When we then look at how many contractions a model uses in its messages, the distribution runs all over the place. GPT-5 uses none at all, which probably helps boost their average words per sentence. In general, all the OpenAI models seem low on contractions, except for GPT-4o.
Next we looked at emojis: Some models use them and others really do not. There doesn’t seem to be a clear pattern.
Lastly, we looked at slang and filler works: o4-mini used the most, followed by o1 and o3. Notably, GPT-5 uses the least slang or filler words, while also producing the longest sentences. This paints a picture of it using the most formal language of all the models in the AI Village.
At first glance the AI Village chat has shown that OpenAI models lead on various stylistic measures like lexical diversity (o3), positive sentiment (GPT-4o), and formality of language (GPT-5). The Village is not a controlled experiment sothese measures may vary under other conditions. Still, it’s striking to see this pattern of OpenAI models leading on different stylistic measures while Anthropic models have been leading on goal-directed behavior in the Village. It’s a clear signal, but a signal of what?

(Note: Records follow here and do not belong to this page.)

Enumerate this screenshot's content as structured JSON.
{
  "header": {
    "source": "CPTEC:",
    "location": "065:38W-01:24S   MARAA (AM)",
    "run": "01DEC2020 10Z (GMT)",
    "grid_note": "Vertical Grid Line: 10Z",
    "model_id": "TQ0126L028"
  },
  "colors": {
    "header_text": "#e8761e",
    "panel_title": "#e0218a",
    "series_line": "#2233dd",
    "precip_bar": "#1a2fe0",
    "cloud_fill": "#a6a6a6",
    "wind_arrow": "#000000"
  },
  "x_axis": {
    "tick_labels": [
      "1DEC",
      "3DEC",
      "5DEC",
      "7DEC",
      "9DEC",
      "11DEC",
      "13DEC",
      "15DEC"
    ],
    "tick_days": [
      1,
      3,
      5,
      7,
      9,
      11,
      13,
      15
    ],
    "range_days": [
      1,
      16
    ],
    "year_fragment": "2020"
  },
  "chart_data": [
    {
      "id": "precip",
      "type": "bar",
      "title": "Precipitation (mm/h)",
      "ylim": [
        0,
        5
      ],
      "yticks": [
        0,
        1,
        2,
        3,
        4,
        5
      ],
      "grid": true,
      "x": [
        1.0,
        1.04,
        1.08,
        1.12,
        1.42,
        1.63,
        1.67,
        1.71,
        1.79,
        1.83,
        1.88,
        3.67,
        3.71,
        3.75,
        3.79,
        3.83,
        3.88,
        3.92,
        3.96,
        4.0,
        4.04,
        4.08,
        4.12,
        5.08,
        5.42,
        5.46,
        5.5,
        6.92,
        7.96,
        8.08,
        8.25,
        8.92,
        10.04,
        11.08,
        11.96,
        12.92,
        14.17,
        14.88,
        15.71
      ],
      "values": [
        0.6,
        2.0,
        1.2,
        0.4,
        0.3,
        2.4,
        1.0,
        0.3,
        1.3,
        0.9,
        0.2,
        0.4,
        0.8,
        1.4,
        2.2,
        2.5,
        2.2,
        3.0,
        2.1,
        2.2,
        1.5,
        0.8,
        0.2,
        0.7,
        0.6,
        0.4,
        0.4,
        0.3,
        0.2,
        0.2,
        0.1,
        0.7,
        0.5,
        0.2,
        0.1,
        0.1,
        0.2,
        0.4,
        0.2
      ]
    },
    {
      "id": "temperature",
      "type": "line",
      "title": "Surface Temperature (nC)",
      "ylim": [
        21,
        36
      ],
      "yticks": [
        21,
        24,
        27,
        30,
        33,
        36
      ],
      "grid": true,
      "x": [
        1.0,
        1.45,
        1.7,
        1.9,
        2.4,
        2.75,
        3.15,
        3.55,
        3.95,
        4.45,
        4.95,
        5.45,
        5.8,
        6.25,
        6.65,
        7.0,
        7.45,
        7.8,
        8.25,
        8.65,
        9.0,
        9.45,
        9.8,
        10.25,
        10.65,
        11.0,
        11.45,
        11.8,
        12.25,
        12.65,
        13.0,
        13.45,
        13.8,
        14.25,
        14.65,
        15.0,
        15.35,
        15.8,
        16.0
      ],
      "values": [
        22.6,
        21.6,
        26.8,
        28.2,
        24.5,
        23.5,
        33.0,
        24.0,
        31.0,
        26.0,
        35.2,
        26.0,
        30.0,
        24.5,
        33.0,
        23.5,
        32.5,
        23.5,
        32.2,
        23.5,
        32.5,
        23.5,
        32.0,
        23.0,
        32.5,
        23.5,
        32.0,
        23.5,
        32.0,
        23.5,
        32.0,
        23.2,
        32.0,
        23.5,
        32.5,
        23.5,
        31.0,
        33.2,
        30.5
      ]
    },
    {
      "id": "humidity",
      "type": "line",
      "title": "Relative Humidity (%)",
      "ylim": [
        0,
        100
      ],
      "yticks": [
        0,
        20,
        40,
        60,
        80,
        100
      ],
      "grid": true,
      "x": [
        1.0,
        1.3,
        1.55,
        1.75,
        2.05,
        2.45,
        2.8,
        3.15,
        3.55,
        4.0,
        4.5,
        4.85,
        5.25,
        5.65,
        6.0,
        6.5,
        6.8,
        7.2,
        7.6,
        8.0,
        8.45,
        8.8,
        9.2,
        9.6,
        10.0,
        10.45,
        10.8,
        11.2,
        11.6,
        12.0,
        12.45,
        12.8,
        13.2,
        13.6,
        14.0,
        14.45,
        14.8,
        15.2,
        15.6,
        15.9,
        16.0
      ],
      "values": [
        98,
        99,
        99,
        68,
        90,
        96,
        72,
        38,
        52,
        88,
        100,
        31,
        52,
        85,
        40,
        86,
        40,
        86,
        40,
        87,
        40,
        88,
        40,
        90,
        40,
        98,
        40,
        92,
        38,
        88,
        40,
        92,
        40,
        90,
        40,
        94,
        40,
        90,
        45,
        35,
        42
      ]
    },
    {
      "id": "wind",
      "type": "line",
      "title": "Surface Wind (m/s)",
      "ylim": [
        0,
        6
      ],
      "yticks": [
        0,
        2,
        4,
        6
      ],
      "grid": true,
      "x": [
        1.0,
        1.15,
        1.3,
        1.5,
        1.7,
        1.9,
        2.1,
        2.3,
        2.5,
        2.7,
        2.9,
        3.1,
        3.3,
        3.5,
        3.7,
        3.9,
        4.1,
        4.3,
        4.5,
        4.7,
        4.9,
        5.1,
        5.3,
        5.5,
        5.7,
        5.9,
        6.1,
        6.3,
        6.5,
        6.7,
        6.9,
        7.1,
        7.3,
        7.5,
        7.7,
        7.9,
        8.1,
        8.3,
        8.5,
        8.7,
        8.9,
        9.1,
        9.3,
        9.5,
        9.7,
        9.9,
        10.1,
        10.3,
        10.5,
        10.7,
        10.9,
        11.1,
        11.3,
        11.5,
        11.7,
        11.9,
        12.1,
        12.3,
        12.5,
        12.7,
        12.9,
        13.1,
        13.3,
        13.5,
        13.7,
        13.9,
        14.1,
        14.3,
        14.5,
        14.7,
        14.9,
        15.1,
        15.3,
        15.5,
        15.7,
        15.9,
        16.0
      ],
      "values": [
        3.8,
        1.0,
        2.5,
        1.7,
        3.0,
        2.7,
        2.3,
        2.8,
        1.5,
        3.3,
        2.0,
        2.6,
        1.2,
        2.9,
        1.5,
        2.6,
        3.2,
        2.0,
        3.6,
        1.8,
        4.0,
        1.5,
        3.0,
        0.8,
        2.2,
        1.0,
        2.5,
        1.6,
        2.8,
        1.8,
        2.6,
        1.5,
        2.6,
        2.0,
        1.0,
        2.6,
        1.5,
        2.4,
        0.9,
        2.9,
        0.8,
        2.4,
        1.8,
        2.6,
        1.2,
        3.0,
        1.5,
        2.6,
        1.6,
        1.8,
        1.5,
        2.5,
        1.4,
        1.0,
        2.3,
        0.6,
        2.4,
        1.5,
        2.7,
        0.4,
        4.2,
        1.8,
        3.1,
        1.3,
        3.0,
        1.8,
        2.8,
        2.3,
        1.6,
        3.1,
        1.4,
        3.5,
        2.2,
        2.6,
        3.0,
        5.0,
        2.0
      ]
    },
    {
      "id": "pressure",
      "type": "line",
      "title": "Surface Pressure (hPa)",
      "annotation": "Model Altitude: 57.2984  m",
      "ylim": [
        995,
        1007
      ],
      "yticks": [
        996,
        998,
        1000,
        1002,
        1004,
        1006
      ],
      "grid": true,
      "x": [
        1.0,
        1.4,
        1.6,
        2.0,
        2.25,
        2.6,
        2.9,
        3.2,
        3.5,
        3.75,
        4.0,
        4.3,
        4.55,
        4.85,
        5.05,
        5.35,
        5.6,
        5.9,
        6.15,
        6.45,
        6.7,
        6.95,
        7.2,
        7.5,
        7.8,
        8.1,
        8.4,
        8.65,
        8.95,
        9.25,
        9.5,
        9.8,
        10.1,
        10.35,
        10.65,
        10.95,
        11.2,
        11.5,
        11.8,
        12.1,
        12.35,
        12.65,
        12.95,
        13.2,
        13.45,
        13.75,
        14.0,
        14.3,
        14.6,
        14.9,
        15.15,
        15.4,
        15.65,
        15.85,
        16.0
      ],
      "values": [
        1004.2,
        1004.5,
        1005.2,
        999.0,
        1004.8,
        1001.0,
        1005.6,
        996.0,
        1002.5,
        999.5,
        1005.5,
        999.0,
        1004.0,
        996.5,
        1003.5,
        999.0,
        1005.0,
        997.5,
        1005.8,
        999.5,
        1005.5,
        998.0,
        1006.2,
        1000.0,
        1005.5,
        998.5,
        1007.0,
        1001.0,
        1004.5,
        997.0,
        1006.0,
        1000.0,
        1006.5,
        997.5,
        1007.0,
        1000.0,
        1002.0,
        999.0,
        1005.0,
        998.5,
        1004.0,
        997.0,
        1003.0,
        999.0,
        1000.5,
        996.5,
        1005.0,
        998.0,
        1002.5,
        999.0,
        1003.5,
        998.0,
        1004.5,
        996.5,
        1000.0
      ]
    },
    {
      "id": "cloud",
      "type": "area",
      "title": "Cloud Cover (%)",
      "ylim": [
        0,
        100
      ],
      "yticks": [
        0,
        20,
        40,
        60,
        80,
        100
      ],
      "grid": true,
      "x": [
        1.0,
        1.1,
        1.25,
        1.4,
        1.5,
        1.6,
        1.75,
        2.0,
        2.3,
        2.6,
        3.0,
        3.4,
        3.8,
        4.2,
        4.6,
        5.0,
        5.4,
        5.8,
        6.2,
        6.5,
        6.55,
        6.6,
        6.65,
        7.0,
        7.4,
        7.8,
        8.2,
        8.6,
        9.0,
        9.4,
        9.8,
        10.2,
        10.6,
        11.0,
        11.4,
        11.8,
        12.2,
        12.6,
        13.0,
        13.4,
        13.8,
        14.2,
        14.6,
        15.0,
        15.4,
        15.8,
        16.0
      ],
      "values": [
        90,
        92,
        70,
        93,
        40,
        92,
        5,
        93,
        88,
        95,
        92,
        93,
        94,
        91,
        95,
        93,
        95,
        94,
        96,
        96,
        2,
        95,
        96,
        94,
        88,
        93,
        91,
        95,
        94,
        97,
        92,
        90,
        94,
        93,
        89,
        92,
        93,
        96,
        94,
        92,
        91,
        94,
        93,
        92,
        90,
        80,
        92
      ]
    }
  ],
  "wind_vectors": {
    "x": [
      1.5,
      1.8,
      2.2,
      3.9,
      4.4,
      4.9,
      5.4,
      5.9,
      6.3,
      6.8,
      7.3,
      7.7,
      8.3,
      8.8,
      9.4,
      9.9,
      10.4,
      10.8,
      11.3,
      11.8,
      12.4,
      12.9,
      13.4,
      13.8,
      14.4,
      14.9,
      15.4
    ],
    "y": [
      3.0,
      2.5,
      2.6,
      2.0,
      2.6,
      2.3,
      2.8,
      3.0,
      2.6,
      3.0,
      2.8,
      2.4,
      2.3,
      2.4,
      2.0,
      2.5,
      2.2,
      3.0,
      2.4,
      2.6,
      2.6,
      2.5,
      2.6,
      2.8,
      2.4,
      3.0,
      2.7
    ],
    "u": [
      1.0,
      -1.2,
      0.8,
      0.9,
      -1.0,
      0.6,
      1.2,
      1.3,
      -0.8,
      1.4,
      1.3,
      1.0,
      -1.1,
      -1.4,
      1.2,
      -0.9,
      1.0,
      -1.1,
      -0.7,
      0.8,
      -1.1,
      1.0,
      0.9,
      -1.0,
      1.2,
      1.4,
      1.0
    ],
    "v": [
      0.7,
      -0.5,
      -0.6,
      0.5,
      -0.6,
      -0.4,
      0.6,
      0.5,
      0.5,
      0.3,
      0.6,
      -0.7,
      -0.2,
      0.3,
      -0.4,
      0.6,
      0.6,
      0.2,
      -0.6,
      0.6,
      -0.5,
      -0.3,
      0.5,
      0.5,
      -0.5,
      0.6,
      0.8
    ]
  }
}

While Anthropic models all perform well on agentic behavior, the GPT models vary in which stylistic measure they excel at. Their scores are not group scores reflective of OpenAI models in general. So maybe it’s simply an artifact of how OpenAI models are trained, or maybe the results are spurious: 6 of the 12 models in the AI Village come from OpenAI, so for any 3 measures there is a 12.5% chance that OpenAI models “win” at 3 measures (all else being equal).
Yet, then again, GPT-4o is known for being unusually sycophantic, o3 is known for being unusually persuasive, and GPT-5 was explicitly optimized to be better at things like “sustaining unrhymed iambic pentameter”. These patterns seem like they might correlate to positive sentiment, lexical diversity, and – at a stretch – formality of language.